Venerdì, 7 giugno 2013 @06:55

"Ho fame di te, di averti vicino. Vorrei trovare le parole per resisterti, ma alla fine c’è una sfera chiusa. La cosa buffa è che tu non sei qui, niente lo è".
(Petrit Halilaj)
Se non sei qui, niente lo è.

Petrit Halilaj non è un poeta, ma un artista (giovanissimo: ha 27 anni; nato in Kosovo, la sua casa è stata distrutta durante la guerra, vive, anche, a Berlino). Queste frasi erano all’ingresso della sua installazione alla Biennale di quest’anno, all’Arsenale: la prima volta che la Repubblica del Kosovo ha un suo padiglione. Parole prima di entrare in una costruzione quasi tonda, una sfera chiusa, fatta di terra umida e rami. Quasi una metafora di certi momenti in cui siamo chiusi nel nostro desiderio d’amore: che sa di terra umida e buio. La tentazione, a volte, è di rimanerci dentro.

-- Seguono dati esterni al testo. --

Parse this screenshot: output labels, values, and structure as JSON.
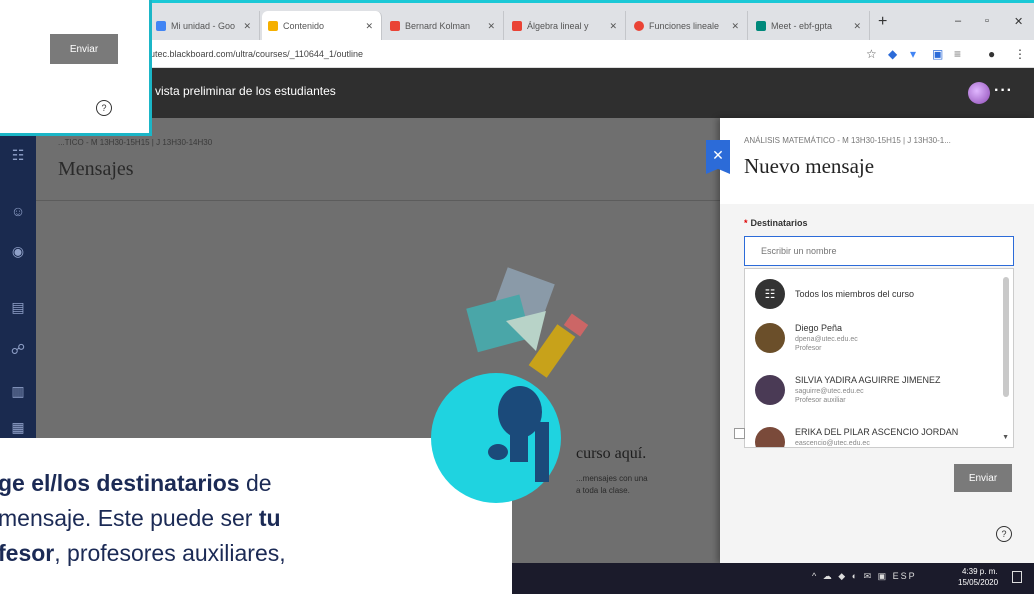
{
  "browser": {
    "tabs": [
      {
        "label": "Mi unidad - Goo",
        "icon_color": "#4285f4",
        "active": false
      },
      {
        "label": "Contenido",
        "icon_color": "#f5b000",
        "active": true
      },
      {
        "label": "Bernard Kolman",
        "icon_color": "#ea4335",
        "active": false
      },
      {
        "label": "Álgebra lineal y",
        "icon_color": "#ea4335",
        "active": false
      },
      {
        "label": "Funciones lineale",
        "icon_color": "#ea4335",
        "active": false
      },
      {
        "label": "Meet - ebf-gpta",
        "icon_color": "#00897b",
        "active": false
      }
    ],
    "new_tab": "+",
    "url": "utec.blackboard.com/ultra/courses/_110644_1/outline",
    "window_controls": [
      "–",
      "▫",
      "✕"
    ],
    "toolbar_icons": [
      "star-icon",
      "extension-icon",
      "puzzle-icon",
      "profile-icon"
    ]
  },
  "bb_header": {
    "preview_text": "vista preliminar de los estudiantes",
    "more": "···"
  },
  "main": {
    "course_line": "...TICO - M 13H30-15H15 | J 13H30-14H30",
    "title": "Mensajes",
    "empty_title": "curso aquí.",
    "empty_line1": "...mensajes con una",
    "empty_line2": "a toda la clase."
  },
  "panel": {
    "course_line": "ANÁLISIS MATEMÁTICO - M 13H30-15H15 | J 13H30-1...",
    "title": "Nuevo mensaje",
    "recipients_label": "Destinatarios",
    "required_mark": "*",
    "recipients_placeholder": "Escribir un nombre",
    "options": [
      {
        "name": "Todos los miembros del curso",
        "email": "",
        "role": "",
        "avatar": "#333333"
      },
      {
        "name": "Diego Peña",
        "email": "dpena@utec.edu.ec",
        "role": "Profesor",
        "avatar": "#6b4f2a"
      },
      {
        "name": "SILVIA YADIRA AGUIRRE JIMENEZ",
        "email": "saguirre@utec.edu.ec",
        "role": "Profesor auxiliar",
        "avatar": "#4a3a55"
      },
      {
        "name": "ERIKA DEL PILAR ASCENCIO JORDAN",
        "email": "eascencio@utec.edu.ec",
        "role": "",
        "avatar": "#7a4a3a"
      }
    ],
    "send_label": "Enviar",
    "help_icon": "?"
  },
  "popup": {
    "send_label": "Enviar",
    "help_icon": "?"
  },
  "taskbar": {
    "tray": "^ ☁ ◆ ◐ ✉ ▣ ESP",
    "time": "4:39 p. m.",
    "date": "15/05/2020"
  },
  "caption": {
    "part1": "ge el/los destinatarios",
    "part2": " de",
    "part3": "mensaje. Este puede ser ",
    "part4": "tu",
    "part5": "fesor",
    "part6": ", profesores auxiliares,"
  },
  "colors": {
    "accent": "#1bc8d6",
    "nav": "#1a2a4f",
    "primary_blue": "#2c6bd8",
    "caption_text": "#1b2a55"
  }
}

Come ogni venerdì, Friday Lisa: il Buongiorno di oggi in originale, così come l'ho letto alla Biennale di Venezia.

41 commenti

........ | Lunedì, 10 giugno 2013 @12:28

Data 12/03/2013 11:51
Lo sai che tu sei e rimarrai sempre speciale per me
Non te lo dimenticare

........ | Lunedì, 10 giugno 2013 @09:57

Io non ho nessun problema a chiarire. Anche pubblicamente. Ho ancora tantissimo da dirti. Non immagini quanto...E te le dirò, puoi esserne certa.Il "nuovo mondo" non ti ha ancora insegnato che nella vita non "si scappa" , ma i problemi vanno affrontati e non si devono nascondere sotto terra come gli struzzi? Non lo vuoi fare pubblicamente? Fallo in privato allora. Perchè,tanto, lo sai che IO ci sarò sempre e mai sparirò

..... | Lunedì, 10 giugno 2013 @09:50

Non mi sembra che litigare pubblicamente sia una cosa che vogliamo sia io che tu. Io non ho piu' niente da dirti. Ciao

........ | Lunedì, 10 giugno 2013 @09:47

Questo da quando le "nuove amicizie" ti hanno fatto scoprire un mondo che non conoscevi e che ti ha affascinato?

..... | Lunedì, 10 giugno 2013 @09:43

Non voglio piu' che tu faccia parte della mia vita.

........ | Lunedì, 10 giugno 2013 @09:42

Sei tu che ti nascondi dappertutto. Io no.Io non ho niente da nascondere. Tu evidentemente si.Perchè solo chi si nasconde ha qualcosa da nascondere....

..... | Lunedì, 10 giugno 2013 @09:39

La mia sopportazione e' finita. Sparisci .

........ | Lunedì, 10 giugno 2013 @09:32

Hai nascosto troppe cose. Anche gravi. E sai bene quali! E' stata una conseguenza la mia....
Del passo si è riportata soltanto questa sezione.